Channing Laboratory and Division of Pulmonary and Critical Care Medicine, Brigham and Women's Hospital, and Harvard Medical School, Boston, Massachusetts 02115, USA.

出版信息

Hum Hered. 2009;67(1):38-45. doi: 10.1159/000164397. Epub 2008 Oct 17.

Abstract

Severe alpha-1 antitrypsin (AAT) deficiency is a proven genetic risk factor for COPD, but there is marked variation in the development of COPD among AAT deficient subjects. To investigate familial aggregation of lung function in subjects with AAT deficiency, we estimated heritability for forced expiratory volume in 1 s (FEV1) and FEV1/forced vital capacity (FVC) in 378 AAT deficient subjects from 167 families in the AAT Genetic Modifiers Study; all subjects were verified homozygous for the Z AAT deficiency allele. Heritability was evaluated for models that included and excluded an ascertainment correction, as well as for models that excluded, included and were stratified by a cigarette smoking covariate. In models without an ascertainment correction, and in all models without a covariate for smoking, no evidence for familial aggregation of lung function was observed. In models conditioned on the index proband with covariates for smoking, post-bronchodilator FEV1/FVC demonstrated significant heritability (0.26 +/- 0.14, p = 0.03). When we limited the analysis to subjects with a smoking history, post-bronchodilator FEV1 demonstrated significant heritability (0.47 +/- 0.21, p = 0.02). Severity rate phenotypes were also assessed as potential phenotypes for genetic modifier studies. Significant heritability was found with all age-of-onset threshold models that included smoking and ascertainment adjustments.

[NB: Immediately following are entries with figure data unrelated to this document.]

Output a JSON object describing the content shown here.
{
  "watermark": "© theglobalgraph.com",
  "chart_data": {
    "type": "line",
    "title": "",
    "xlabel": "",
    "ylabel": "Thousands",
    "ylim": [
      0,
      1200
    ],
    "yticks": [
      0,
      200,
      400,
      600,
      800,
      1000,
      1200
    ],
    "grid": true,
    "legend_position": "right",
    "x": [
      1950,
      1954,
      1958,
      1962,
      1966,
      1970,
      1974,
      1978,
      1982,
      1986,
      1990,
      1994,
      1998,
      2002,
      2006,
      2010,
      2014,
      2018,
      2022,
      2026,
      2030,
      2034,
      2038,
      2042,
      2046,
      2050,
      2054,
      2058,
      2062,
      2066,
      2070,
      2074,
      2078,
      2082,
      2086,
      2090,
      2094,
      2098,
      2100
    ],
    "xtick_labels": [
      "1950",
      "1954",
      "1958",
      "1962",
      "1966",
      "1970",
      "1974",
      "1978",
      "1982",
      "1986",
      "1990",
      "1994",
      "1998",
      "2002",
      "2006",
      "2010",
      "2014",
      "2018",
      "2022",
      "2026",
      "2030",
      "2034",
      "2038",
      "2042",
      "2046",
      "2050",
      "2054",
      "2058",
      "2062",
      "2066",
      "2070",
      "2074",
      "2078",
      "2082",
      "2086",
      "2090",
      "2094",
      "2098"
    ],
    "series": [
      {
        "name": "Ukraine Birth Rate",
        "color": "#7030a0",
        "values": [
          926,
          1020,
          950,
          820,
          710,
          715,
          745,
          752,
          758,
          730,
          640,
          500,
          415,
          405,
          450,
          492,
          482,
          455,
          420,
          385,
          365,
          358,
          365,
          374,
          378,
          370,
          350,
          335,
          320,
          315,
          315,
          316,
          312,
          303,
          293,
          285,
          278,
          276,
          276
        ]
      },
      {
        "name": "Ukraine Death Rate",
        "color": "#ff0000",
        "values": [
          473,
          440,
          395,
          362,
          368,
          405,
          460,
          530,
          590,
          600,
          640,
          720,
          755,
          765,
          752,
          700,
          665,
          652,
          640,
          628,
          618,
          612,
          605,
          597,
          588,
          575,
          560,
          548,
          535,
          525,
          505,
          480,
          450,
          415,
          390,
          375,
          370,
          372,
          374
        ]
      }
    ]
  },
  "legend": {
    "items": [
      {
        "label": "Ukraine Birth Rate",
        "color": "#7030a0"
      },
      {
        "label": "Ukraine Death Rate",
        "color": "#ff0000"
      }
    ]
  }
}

Using the t-distribution, the heritability estimates ranged from 0.43 to 0.64, depending on the age-of-onset of FEV1 decline used for the severity rate calculation. Correction for ascertainment and consideration of gene-by-smoking interactions will be crucial for the identification of genes that may modify susceptibility for COPD in families with AAT deficiency.

摘要

严重的α1抗胰蛋白酶(AAT)缺乏是慢性阻塞性肺疾病(COPD)已被证实的遗传危险因素,但在AAT缺乏的受试者中,COPD的发病情况存在显著差异。为了研究AAT缺乏受试者肺功能的家族聚集性,我们在AAT基因修饰研究中,对来自167个家庭的378名AAT缺乏受试者的1秒用力呼气容积(FEV1)和FEV1/用力肺活量(FVC)的遗传力进行了估计;所有受试者均被证实为Z型AAT缺乏等位基因的纯合子。对包括和排除确定校正的模型,以及排除、包括吸烟协变量并按其分层的模型进行了遗传力评估。在没有确定校正的模型中,以及在所有没有吸烟协变量的模型中,未观察到肺功能家族聚集的证据。在以吸烟协变量为条件的先证者模型中,支气管扩张剂后FEV1/FVC显示出显著的遗传力(0.26±0.14,p = 0.03)。当我们将分析限于有吸烟史的受试者时,支气管扩张剂后FEV1显示出显著的遗传力(0.47±0.21,p = 0.02)。严重程度率表型也被评估为基因修饰研究的潜在表型。在所有包括吸烟和确定校正的发病年龄阈值模型中均发现了显著的遗传力。根据用于严重程度率计算的FEV1下降的发病年龄,使用t分布,遗传力估计值范围为0.43至0.64。确定校正以及基因与吸烟相互作用的考虑对于识别可能改变AAT缺乏家族中COPD易感性的基因至关重要。